Listing 4. NSMCDemo.java


public class NSMCDemo
{
   public static void main(String[] args)
   {
      EnclosingClass ec = new EnclosingClass();
      ec.new NSMClass().accessEnclosingClass();
   }
}

Listing 4's main() method first instantiates EnclosingClass and saves its reference in local variable ec. The main() method then uses the EnclosingClass reference as a prefix to the new operator, in order to instantiate NSMClass. The NSMClass reference is then used to call accessEnclosingClass().

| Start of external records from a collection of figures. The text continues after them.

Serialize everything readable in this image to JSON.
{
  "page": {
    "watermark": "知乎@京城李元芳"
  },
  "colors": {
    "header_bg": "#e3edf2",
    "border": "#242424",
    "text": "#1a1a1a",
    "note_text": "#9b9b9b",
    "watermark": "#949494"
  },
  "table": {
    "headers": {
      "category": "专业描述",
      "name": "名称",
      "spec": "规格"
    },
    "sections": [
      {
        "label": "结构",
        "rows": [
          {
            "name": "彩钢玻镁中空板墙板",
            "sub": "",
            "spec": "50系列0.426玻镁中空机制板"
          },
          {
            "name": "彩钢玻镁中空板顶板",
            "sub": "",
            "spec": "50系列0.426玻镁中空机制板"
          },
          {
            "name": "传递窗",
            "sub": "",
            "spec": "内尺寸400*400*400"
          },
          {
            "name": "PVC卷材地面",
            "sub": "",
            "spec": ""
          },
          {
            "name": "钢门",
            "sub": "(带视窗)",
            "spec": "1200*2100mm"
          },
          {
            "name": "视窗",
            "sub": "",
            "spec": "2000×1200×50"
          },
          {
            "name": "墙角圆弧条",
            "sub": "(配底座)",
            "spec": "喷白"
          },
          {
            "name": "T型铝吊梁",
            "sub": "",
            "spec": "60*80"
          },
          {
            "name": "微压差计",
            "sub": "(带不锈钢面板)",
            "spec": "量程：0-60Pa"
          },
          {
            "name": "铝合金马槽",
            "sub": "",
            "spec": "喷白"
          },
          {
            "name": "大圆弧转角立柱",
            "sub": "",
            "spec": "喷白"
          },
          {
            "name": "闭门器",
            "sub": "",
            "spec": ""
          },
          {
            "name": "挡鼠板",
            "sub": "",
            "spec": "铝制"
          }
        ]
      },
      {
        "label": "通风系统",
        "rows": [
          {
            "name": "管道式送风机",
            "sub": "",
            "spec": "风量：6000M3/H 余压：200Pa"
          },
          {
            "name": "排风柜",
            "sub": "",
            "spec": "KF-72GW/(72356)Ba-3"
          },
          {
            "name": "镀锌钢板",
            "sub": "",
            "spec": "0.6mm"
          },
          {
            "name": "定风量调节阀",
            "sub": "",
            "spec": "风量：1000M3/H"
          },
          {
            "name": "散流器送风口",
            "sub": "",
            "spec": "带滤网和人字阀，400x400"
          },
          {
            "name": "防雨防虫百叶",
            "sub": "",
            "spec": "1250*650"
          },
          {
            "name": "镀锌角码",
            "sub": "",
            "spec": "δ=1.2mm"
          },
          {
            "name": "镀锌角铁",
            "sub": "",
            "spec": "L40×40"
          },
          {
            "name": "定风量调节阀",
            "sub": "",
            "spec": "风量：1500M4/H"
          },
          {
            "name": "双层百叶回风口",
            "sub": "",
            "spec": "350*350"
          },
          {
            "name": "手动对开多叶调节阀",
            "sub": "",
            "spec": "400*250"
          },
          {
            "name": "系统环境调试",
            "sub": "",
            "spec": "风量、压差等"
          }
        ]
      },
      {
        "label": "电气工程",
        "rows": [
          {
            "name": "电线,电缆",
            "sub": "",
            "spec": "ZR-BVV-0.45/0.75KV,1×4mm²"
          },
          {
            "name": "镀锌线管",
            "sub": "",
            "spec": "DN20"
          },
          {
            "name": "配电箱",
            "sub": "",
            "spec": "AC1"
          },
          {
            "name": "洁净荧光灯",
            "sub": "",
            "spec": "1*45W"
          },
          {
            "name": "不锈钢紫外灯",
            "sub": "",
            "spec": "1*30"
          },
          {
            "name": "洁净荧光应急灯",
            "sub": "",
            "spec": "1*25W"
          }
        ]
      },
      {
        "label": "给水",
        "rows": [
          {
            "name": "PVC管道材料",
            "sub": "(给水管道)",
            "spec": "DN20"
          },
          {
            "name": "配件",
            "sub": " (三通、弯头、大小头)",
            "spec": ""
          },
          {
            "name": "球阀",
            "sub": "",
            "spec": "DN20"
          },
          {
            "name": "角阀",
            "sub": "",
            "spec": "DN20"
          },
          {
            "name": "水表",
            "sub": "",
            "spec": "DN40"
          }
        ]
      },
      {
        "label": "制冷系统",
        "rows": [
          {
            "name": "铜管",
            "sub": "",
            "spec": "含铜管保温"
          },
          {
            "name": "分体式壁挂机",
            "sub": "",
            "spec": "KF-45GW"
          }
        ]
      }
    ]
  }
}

Compile Listings 3 and 4 as follows:


javac *.java

When you compile an enclosing class that contains a non-static member class, the compiler creates a class file for the non-static member class whose name consists of its enclosing class's name, a dollar-sign character, and the non-static member class's name. In this case, compiling results in EnclosingClass$NSMCClass.class and EnclosingClass.class.

Run the application as follows:


java NSMCDemo

You should observe the following output:


Called from NSMClass's accessEnclosingClass() method

Example: Non-static member classes in HashMap

The standard class library includes non-static member classes as well as static member classes. For this example, we'll look at the HashMap class, which is part of the Java Collections Framework in the java.util package. HashMap, which describes a hash table-based implementation of a map, includes several non-static member classes.

For example, the KeySet non-static member class describes a set-based view of the keys contained in the map. The following code fragment relates the enclosed KeySet class to its HashMap enclosing class:


public class HashMap<K,V> extends AbstractMap<K,V>
                          implements Map<K,V>, Cloneable, Serializable
{
   // various members

   final class KeySet extends AbstractSet<K>
   {
      // various members
   }

   // various members
}

The <K,V> and <K> syntaxes are examples of generics, a suite of related language features that help the compiler enforce type safety. I'll introduce generics in an upcoming Java 101 tutorial. For now, you just need to know that these syntaxes help the compiler enforce the type of key objects that can be stored in the map and in the keyset, and the type of value objects that can be stored in the map.